I’m pretty sure that sub-requests count because the worker you are making the requests to still needs to fire.

Well, yeah.
That’s probably where my different expectation comes from.

There it states …

Shared resources
Workers connected to one another via Service bindings share the CPU resources of the top-level request. A single thread is allocated and reused amongst these Workers. This means no idle resources are wasted while work is performed across various Workers.

Hence no extra resources should be required.


Either way, it’s understandable and I don’t want to argue about :logo:'s pricing.
It’s simply a bit sad from a software architecture POV, as small workers calling each other would be great regarding the “low coupling, high cohesion” design principle. The price incentive OTOH strongly nudges one towards (comparatively) larger, more monolithic Workers.

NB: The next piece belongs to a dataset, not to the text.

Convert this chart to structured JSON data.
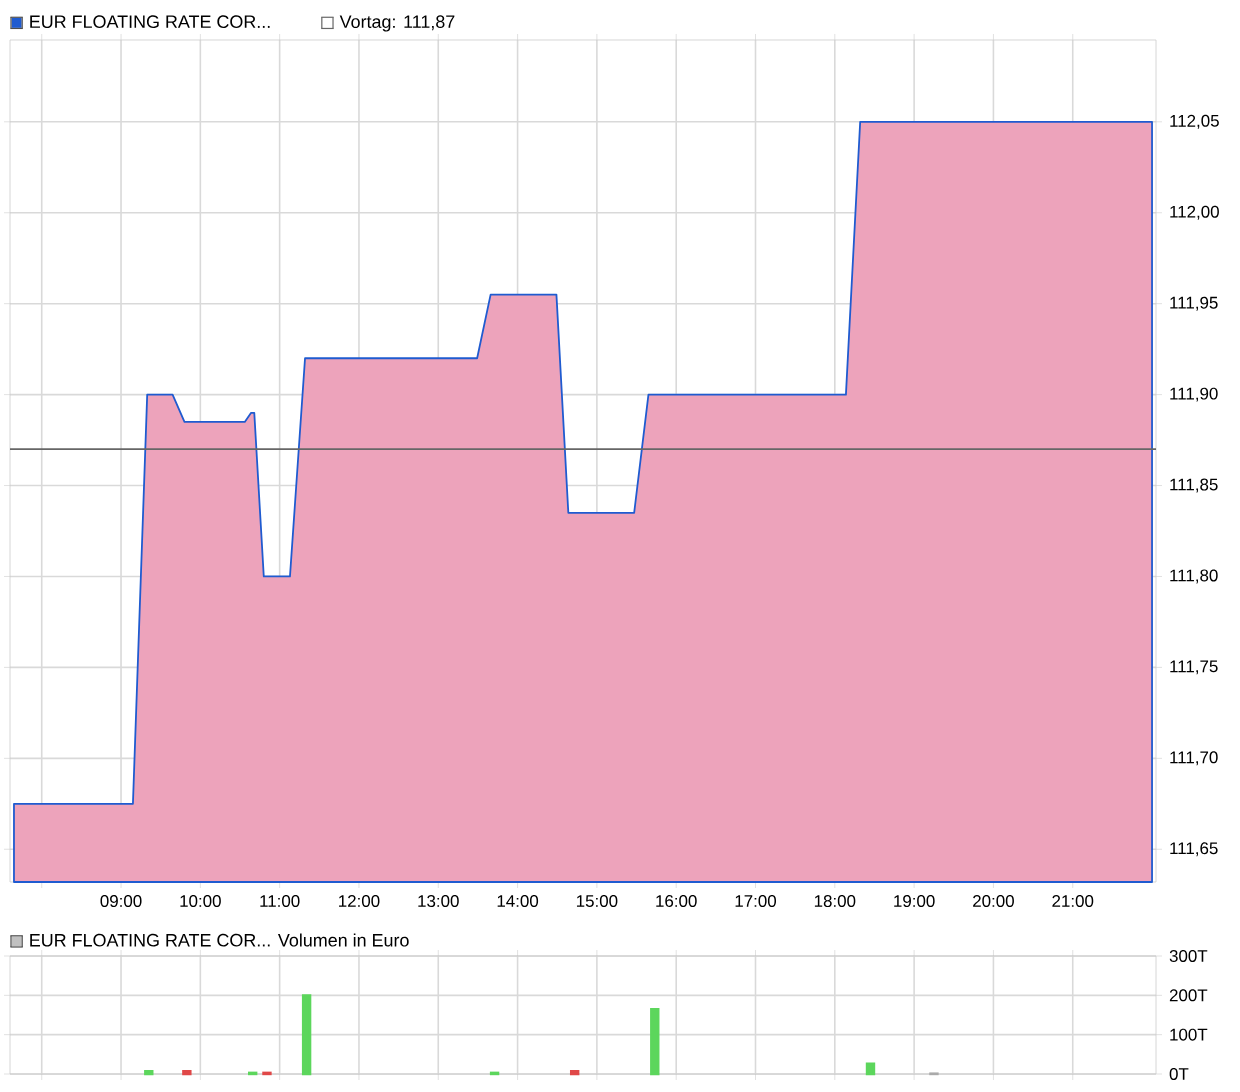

It’s the main issue with the recent work that Cloudflare has done to demonstrate microfrontends using Workers - sounds great in practice, but inflates your requests bill 8x.

I suspect that pricing will get a rework to make it feasible.

Very true.

And from a pure performance POV many subrequests from the same main worker is likely not even that smart, as even fetch() to another “nearby” Worker will be much more expensive than a simple local JS function call.

Monolithic workers can be reasonably solved by trunk based development techniques and a CI/CD pipeline setup with some hand tuned bundling strategies. Minimize chunk count and chunk size limit, for example, are staples of virtually every modern bundler.
The crux is that most SME have neither time nor expertise to properly setup such infrastructure and will be stuck on higher than necessary cost from either Cloudflare bills or code maintenance efforts.

So I as well look forward to a rework of what would be a great help for many of these small development teams.

Seems a good opportunity to use a service worker to handle some of the requests client-side.